Governor Andy Beshear declared this week Work Zone Safety Week, a time to urge drivers to pay extra attention when they see hard hats, cones and vests.
With that in mind, the Kentucky Transportation Cabinet held an event Wednesday to raise awareness about the importance of safety when driving through work zones.
“Workers depend on safe drivers to make it home every night,” said Kentucky Transportation Secretary Jim Gray. “I’m wearing a vest today to demonstrate two things. First, this is not armor. Second, we all have a vested interest in work zone safety.”
Gray says in the first quarter of 2023 KYTC awarded 194 new construction projects.
“That is on top of the hundreds of other projects already underway or about to start,” said Gray.
Gray says the transportation cabinet is always working toward safer roads and work zones. Some ways, he says, include regular safety training for employees and the use of special equipment like portable rumble strips and new orange barrels in the work zones.
However, the work crews also rely on you to do the right thing.
In 2022, there were more than 1,000 car crashes in work zones across the state. Six of those resulted in fatalities.
So, what should drivers do? The main message is slow down, be patient, and be alert.
Tyler Bullington recounted the moment a driver carelessly drove through his work zone and struck him in the back.
“The next thing I knew, I heard the vehicle coming from behind me. Before i could ever move out of the way, he had done struck me,” said Bullington.

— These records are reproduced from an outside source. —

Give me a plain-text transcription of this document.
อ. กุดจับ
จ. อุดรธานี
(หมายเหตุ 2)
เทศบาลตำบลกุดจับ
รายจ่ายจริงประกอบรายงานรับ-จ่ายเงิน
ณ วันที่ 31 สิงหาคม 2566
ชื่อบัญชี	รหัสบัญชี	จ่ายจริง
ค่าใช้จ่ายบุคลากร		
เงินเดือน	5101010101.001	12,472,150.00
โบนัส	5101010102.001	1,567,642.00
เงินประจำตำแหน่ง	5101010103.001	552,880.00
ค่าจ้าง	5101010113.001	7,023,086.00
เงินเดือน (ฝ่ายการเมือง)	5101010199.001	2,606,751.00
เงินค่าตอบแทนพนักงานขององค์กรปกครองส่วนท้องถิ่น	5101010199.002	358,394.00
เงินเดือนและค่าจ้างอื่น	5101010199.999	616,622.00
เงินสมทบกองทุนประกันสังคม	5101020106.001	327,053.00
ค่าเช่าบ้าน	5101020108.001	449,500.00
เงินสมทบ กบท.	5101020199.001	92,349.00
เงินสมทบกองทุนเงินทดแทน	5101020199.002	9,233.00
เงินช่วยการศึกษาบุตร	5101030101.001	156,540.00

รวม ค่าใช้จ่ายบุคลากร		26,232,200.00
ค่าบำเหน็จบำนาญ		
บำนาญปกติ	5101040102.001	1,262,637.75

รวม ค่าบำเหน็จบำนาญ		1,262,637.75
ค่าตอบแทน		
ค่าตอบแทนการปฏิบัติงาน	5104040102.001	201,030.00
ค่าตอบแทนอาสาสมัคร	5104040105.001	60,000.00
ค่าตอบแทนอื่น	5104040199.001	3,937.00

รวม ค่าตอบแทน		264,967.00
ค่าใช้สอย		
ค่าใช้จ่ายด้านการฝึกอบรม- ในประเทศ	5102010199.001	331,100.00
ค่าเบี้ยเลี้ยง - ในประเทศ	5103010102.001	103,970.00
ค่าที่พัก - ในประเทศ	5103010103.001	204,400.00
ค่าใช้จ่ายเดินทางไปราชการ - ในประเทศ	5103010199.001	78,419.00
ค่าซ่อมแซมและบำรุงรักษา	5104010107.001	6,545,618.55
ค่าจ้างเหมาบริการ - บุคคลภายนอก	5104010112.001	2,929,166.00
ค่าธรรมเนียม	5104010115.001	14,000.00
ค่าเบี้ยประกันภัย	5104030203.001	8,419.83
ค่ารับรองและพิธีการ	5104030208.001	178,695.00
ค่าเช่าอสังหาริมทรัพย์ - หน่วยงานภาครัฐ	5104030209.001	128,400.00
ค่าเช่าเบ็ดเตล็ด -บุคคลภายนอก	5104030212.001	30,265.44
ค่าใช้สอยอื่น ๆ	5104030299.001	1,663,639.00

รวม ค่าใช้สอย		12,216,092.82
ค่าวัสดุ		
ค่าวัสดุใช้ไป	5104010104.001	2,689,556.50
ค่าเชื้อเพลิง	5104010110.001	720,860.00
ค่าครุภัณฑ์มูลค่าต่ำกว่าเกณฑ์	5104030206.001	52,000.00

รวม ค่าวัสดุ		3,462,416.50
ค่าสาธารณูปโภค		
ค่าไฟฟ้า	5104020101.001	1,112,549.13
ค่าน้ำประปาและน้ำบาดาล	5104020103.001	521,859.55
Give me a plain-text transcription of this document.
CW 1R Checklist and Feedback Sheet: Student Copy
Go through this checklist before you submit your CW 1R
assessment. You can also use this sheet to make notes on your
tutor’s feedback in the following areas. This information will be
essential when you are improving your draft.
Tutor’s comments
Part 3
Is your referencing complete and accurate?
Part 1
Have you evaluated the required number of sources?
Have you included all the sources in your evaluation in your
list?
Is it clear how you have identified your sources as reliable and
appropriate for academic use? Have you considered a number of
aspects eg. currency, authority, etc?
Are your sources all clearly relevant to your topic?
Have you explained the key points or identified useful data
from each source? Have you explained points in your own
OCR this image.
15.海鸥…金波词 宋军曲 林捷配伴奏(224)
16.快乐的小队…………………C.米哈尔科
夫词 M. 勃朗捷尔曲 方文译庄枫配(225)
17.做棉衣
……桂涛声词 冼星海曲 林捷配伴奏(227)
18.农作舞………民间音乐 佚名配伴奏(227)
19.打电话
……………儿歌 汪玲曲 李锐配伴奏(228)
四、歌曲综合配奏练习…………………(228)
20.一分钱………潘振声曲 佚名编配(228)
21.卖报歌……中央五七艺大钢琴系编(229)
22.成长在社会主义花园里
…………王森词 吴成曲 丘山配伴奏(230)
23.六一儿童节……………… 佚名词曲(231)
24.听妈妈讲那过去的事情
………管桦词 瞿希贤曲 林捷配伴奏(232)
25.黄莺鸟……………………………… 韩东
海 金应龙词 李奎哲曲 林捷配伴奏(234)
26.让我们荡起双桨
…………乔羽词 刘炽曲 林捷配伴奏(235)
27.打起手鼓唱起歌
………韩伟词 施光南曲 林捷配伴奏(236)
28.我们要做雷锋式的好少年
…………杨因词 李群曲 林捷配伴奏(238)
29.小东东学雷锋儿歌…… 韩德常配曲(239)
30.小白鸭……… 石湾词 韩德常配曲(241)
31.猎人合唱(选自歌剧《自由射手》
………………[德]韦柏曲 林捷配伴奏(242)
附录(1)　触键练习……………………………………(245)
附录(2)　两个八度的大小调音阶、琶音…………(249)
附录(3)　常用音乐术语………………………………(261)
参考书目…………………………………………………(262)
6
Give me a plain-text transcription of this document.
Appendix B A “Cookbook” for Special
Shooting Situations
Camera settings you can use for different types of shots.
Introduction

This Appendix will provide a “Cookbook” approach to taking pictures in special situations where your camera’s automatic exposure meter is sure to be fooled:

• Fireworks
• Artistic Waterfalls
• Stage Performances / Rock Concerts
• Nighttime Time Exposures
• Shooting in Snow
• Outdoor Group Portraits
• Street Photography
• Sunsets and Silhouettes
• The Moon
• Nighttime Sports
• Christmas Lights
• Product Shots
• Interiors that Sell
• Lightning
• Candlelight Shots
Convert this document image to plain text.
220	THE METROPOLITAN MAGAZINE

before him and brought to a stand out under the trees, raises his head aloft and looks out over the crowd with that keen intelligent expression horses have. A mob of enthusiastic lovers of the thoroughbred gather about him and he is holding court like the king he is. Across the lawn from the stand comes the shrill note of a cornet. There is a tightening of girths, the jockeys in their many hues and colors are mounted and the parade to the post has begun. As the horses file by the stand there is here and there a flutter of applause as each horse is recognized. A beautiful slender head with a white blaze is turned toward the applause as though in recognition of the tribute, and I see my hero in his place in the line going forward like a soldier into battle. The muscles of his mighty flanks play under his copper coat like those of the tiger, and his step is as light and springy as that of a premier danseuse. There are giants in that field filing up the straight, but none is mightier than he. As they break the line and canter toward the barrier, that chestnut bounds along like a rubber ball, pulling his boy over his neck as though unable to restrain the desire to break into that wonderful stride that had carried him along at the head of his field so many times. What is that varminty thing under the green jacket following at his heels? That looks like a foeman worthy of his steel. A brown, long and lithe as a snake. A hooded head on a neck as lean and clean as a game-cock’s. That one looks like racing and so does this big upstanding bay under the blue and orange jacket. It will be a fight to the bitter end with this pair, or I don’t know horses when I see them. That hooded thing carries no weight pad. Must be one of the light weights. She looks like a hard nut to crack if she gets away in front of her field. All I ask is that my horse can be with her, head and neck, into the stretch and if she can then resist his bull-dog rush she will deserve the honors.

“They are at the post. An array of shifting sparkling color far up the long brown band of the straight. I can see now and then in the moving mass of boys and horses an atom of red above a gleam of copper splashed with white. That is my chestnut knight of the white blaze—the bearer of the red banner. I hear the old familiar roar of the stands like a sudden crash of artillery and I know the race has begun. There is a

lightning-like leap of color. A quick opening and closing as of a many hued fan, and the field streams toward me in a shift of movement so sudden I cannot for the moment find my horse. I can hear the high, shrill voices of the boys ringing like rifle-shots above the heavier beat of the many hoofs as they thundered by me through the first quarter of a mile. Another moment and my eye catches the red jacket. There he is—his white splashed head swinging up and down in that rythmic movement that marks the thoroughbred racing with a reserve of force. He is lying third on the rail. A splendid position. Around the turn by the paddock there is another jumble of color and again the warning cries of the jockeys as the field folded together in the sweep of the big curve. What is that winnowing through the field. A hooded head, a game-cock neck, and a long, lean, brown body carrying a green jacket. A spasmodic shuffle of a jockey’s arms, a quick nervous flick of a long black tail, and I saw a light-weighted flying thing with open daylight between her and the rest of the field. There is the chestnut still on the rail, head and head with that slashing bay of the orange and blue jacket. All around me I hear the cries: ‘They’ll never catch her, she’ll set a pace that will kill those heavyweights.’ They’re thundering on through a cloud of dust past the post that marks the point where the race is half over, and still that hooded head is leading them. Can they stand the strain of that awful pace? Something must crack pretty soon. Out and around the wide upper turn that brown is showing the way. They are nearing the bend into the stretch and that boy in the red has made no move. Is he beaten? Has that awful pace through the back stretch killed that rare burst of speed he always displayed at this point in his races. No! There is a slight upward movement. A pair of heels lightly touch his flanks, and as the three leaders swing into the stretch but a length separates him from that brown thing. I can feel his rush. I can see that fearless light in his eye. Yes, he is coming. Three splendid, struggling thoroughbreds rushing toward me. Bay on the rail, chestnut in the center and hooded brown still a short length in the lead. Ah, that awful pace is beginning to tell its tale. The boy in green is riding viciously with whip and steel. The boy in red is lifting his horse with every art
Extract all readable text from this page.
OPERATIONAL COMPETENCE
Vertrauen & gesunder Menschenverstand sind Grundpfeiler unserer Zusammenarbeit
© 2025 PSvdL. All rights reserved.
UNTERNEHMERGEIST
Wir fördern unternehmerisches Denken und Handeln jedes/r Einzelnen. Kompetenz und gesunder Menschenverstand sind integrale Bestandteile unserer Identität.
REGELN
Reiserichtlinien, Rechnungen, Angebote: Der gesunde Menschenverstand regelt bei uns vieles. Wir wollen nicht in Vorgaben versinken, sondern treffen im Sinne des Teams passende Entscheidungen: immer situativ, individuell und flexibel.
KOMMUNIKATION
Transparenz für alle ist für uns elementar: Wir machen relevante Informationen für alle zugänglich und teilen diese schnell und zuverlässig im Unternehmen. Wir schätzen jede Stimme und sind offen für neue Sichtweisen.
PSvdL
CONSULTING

Bullington says he spent countless hours in recovery, but he’s thankful to be alive.
“We ask for people to slow down, put the phone down, pay attention to what’s in front of you and you could save a life,” said Bullington.
Kentucky State Police Captain Paul Blanton says they too are stepping up to keep work crews and motorists safe.
“You will see an increased presence of KSP and local law enforcement in and around work zones across Kentucky,” Blanton said.